Binding energy of nuclei is the result of two players in the game - strong short-range nuclear force between all nucleons and long range electrostatic repulsion force between protons. Up to atomic mass 30 nuclei is "hungry for binding", meaning that overall nuclear force dominates over electrostatic repulsion, so adding more nucleons makes nuclei even more tightly coupled. (That's why building $\mathcal H$ thermonuclear reactor is a thing, because at low atomic mass numbers nuclei releases energy upon taking more "companions").
In the range of atomic mass $30-90$ is a relative stability island, where nobody dominates from this force pair. Adding or subtracting nucleons at this point doesn't changes binding energy much, because electrostatic repulsion is "on par" with strong nuclear force, so "things" are saturated.

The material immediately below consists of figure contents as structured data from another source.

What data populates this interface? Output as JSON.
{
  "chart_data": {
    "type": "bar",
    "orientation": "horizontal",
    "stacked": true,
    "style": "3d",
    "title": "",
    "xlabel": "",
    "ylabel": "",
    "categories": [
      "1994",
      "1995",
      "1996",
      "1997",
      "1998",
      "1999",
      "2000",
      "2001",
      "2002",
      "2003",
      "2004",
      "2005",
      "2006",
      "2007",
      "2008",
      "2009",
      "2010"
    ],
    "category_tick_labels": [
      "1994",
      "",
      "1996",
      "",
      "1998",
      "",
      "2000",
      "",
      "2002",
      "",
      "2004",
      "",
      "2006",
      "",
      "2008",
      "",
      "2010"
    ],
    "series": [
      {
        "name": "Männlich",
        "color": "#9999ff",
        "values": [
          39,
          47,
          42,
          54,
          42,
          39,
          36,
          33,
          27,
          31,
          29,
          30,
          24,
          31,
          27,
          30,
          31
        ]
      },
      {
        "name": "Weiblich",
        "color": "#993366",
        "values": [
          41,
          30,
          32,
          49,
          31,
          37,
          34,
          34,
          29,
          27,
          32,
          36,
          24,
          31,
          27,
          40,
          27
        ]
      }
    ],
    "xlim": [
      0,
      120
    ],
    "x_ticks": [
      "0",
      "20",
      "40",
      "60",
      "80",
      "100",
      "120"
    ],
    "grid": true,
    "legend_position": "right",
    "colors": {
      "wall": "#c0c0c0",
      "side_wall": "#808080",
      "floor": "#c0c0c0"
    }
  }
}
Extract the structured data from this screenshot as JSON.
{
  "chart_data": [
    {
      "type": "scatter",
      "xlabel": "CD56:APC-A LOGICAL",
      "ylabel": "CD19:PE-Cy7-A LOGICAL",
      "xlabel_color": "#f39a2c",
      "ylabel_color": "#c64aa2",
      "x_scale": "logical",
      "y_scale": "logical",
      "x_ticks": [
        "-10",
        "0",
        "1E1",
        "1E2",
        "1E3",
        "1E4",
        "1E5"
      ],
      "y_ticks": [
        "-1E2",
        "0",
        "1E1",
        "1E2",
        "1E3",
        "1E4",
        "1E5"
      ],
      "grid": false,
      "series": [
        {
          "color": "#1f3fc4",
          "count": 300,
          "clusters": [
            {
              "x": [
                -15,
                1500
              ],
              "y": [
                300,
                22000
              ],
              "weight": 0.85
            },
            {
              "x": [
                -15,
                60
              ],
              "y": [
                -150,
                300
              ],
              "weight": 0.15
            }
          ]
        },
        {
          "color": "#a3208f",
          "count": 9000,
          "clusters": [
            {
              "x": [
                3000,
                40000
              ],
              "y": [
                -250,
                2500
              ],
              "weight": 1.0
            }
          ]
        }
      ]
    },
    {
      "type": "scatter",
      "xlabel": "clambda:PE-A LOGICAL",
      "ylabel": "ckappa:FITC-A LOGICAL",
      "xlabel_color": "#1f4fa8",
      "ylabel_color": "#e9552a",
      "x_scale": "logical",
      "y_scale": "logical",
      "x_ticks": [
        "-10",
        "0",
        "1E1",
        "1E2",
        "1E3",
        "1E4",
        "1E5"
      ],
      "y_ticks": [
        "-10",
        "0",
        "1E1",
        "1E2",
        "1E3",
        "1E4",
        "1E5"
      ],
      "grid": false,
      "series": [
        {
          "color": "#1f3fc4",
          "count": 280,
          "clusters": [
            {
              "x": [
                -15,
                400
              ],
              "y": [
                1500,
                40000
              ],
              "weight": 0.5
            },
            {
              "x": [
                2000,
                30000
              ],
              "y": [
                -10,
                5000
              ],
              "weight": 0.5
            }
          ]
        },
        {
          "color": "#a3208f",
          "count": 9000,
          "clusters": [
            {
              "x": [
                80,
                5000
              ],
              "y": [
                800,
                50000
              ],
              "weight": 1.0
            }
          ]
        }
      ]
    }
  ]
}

Things change up the ladder from the atomic mass 90. Electrostatic repulsion between protons becomes a bit more dominating than strong nuclear force, so nuclei is becoming "hungry for divorce". Shooting some neutrons into such nuclei, especially with high atomic numbers like $\mathbb U^{238}$, makes high risk for such nuclei to split apart into more stable components. That's the principle of radioactivity (induced or sustainable, doesn't matter). Atoms in this range releases binding energy upon splitting apart, that's why having a nuclear reactor of $\text U^{238}$ is a thing.